I am trying to show that this set P={ $p(\alpha,\beta,\gamma)=\pmatrix{1&\alpha&\beta\\0&1&\gamma\\0&0&1}$ $|$ $\alpha,\beta,\gamma$ $\in R$} is a group under matrix multiplication. I have already proved the closure, identity and associative properties. But with the inverse, Im stuck as to how I should go about proving it. I need to find $pp^{-1} = identity =p^{-1}p$.

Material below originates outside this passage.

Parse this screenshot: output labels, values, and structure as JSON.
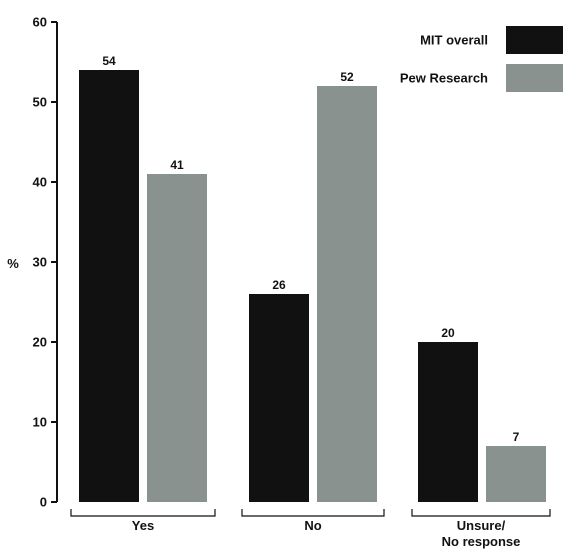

So the inverse of $\pmatrix{1&x&y\\0&1&z\\0&0&1}$, I calculated it to be $\pmatrix{1&0&0\\-x&1&0\\xz-y&-z&1}$. But multiplying those 2 matrices it doesnt seem to be the identity matrix?
Best Answer
$$\begin{align} \begin{pmatrix} 1 & x & y & \vdots & 1 & 0 & 0 \\ 0 & 1 & z & \vdots & 0 & 1 & 0 \\ 0 & 0 & 1 & \vdots & 0 & 0 & 1 \end{pmatrix} &\sim \begin{pmatrix} 1 & x & 0 & \vdots & 1 & 0 & -y \\ 0 & 1 & 0 & \vdots & 0 & 1 & -z \\ 0 & 0 & 1 & \vdots & 0 & 0 & 1 \end{pmatrix} \\ &\sim \begin{pmatrix} 1 & 0 & 0 & \vdots & 1 & -x & -y+xz \\ 0 & 1 & 0 & \vdots & 0 & 1 & -z \\ 0 & 0 & 1 & \vdots & 0 & 0 & 1 \end{pmatrix} \end{align}$$